Mr. Gilbert espouses a philosophy of instilling fun in the workplace, one piece of an elaborate corporate culture that he has fine-tuned over the years, and describes, every few months, in a surprisingly entertaining, seven-hour monologue to new employees. One of more than a dozen core principles described in "Isms in Action," as the lecture is titled, is summed up as "Obsessed with finding a better way."

That could work as a pretty good motto for Opportunity Detroit. It is being designed and unveiled with the city's past missteps in mind. One of the most infamous is the Renaissance Center, a huge, mirrored complex of towers built in 1977 and currently the headquarters of General Motors.

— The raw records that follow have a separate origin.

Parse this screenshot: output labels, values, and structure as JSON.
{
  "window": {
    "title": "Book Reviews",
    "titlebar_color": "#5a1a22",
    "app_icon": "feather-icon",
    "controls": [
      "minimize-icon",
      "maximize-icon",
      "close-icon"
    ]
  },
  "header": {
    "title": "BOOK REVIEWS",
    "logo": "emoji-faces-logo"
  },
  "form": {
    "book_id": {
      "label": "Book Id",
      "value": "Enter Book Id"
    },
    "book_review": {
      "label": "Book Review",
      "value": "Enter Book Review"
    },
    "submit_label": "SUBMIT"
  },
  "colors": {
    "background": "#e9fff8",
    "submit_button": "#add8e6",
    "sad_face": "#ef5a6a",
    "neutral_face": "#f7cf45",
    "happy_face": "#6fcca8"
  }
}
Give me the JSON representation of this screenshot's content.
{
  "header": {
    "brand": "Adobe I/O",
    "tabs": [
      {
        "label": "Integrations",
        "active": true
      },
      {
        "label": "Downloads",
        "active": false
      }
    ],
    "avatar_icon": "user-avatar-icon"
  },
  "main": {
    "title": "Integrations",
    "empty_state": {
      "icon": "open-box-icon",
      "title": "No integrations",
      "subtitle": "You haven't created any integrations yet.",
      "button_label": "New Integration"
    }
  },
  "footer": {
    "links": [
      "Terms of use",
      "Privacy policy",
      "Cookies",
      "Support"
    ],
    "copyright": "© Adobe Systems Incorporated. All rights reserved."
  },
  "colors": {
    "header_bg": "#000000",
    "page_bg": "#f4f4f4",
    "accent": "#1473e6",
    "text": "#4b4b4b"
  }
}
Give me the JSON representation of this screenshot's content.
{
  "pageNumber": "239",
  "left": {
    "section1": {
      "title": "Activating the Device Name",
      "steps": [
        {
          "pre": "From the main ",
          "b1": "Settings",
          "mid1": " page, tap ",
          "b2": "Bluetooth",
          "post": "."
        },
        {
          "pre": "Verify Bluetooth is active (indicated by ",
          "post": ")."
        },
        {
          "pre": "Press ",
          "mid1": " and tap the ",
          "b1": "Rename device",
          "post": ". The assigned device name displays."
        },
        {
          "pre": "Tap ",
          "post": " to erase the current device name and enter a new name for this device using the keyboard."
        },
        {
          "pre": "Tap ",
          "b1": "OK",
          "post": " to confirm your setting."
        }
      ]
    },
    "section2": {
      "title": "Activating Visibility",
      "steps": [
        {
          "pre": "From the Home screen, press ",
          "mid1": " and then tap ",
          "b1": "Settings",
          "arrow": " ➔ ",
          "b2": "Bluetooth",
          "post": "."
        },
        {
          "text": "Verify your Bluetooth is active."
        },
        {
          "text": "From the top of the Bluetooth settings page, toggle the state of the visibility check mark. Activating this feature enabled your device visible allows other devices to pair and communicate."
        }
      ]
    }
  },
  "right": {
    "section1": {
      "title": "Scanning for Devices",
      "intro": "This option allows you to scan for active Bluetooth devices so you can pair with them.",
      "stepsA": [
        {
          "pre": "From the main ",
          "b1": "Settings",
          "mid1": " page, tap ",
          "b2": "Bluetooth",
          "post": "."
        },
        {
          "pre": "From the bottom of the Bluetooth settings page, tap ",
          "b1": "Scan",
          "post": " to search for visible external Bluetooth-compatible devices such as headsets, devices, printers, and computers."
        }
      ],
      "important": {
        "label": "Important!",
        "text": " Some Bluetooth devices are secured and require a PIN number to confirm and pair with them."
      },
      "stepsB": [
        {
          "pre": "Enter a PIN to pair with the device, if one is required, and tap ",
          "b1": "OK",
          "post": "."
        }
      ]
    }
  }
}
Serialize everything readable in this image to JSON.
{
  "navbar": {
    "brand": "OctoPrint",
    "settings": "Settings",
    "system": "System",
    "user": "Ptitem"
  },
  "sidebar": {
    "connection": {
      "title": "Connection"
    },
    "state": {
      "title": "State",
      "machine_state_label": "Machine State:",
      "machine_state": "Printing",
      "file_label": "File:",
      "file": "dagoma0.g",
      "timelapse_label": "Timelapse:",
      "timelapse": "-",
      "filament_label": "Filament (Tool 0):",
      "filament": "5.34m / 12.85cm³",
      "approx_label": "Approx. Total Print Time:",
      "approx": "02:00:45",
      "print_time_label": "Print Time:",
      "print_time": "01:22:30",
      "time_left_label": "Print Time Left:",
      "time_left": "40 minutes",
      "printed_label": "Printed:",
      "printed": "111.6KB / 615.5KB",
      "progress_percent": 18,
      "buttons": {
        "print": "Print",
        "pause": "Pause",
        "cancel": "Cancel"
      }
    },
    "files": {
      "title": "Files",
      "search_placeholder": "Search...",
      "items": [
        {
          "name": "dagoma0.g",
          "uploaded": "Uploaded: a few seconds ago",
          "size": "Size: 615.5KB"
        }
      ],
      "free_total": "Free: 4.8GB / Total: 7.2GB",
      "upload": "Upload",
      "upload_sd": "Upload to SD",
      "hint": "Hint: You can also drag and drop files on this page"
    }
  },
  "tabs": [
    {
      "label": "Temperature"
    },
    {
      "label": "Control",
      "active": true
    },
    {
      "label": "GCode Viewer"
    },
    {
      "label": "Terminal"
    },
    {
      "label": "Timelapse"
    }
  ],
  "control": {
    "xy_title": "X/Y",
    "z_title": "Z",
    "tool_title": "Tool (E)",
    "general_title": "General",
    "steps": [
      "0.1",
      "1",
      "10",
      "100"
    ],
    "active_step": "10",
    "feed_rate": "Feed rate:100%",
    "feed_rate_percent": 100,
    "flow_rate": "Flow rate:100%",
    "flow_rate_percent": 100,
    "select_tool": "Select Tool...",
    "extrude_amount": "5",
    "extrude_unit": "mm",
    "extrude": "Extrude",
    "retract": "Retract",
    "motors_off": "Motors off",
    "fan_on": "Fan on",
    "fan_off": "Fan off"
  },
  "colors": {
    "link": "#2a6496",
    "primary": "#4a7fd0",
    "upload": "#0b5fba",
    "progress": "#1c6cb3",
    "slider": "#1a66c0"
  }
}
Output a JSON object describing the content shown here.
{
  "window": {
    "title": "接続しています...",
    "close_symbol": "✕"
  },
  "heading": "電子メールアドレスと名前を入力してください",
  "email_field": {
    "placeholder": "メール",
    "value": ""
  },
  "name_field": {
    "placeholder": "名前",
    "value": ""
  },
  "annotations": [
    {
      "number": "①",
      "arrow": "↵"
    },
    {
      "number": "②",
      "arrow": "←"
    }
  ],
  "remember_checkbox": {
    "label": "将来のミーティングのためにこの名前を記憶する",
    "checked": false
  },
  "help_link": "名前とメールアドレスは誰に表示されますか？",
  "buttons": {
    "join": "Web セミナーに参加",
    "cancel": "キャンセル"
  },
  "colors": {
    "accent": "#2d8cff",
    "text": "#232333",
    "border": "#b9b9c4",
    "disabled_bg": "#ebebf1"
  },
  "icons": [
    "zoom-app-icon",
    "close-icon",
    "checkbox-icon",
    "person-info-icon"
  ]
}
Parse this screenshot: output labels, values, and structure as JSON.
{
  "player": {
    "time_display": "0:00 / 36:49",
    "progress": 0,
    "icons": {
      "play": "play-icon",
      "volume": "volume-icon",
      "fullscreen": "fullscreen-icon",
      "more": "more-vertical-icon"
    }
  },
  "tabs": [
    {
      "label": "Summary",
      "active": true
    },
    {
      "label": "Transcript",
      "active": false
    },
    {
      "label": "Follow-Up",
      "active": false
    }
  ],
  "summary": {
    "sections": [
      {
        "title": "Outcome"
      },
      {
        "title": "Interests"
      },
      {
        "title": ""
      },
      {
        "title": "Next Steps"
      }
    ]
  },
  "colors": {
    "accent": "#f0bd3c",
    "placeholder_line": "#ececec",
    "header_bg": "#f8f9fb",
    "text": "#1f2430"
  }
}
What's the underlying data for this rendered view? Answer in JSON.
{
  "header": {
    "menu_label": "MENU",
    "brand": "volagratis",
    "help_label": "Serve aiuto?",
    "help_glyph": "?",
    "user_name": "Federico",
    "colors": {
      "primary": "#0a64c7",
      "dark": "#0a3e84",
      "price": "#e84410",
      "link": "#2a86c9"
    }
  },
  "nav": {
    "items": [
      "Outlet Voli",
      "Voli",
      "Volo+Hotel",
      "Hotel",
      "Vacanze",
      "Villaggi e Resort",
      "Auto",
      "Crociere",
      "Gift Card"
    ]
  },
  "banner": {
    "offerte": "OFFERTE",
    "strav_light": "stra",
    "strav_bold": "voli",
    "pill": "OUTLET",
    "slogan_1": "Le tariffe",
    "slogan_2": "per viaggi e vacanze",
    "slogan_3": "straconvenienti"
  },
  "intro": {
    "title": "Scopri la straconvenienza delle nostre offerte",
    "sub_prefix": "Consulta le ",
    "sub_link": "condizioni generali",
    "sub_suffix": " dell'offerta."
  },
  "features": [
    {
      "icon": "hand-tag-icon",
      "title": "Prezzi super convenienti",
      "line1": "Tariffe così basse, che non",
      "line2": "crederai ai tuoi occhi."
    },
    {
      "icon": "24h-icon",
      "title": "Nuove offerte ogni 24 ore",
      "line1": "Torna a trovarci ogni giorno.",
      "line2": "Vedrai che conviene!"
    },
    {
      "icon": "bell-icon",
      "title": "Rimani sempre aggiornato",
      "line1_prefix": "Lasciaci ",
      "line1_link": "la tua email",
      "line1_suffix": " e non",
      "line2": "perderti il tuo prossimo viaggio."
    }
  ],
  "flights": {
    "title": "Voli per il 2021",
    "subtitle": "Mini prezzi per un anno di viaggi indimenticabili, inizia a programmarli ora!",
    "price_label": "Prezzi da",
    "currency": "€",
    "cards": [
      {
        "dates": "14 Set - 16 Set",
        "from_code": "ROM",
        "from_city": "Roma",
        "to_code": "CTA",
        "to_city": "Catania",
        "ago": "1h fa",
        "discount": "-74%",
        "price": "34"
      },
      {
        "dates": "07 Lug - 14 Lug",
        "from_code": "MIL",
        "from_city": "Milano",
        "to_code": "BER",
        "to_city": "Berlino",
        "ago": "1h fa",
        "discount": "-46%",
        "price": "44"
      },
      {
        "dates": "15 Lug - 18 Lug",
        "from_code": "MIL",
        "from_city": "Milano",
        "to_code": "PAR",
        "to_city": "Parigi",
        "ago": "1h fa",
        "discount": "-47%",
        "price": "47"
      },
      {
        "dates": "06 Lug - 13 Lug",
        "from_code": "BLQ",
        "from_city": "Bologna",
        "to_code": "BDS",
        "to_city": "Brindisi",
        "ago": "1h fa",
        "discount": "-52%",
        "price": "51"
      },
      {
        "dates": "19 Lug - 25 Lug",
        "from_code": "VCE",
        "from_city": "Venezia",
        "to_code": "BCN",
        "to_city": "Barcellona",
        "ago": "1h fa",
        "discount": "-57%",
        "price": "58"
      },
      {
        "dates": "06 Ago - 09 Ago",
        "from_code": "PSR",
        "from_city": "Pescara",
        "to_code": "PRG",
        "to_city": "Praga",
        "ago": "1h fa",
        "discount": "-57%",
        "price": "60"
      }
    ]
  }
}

"One critic said it was the pre-eminent example of terrible urban planning," said Mr. Cullen of Rock Ventures, who formerly worked for G.M. and helped champion the idea of buying the RenCen, as everyone here calls it, and moving the company in. "The building basically sucked the remaining people out of downtown and stuck them in a fortress."

Mr. Gilbert wants to return the area to the pedestrian haven that it was decades ago. If he succeeds -- he expects significant results within four or five years -- the place will again resemble the scene captured in a photograph that is plastered on a wall not far from his office. It is a huge, sepia-toned shot of Campus Martius, snapped in 1917. Looking at the picture, you realize that it includes the neighborhood where you are standing, though at a time when it bustled with men and women in hats, strolling amid billboards, retailers and a lineup of trolley cars.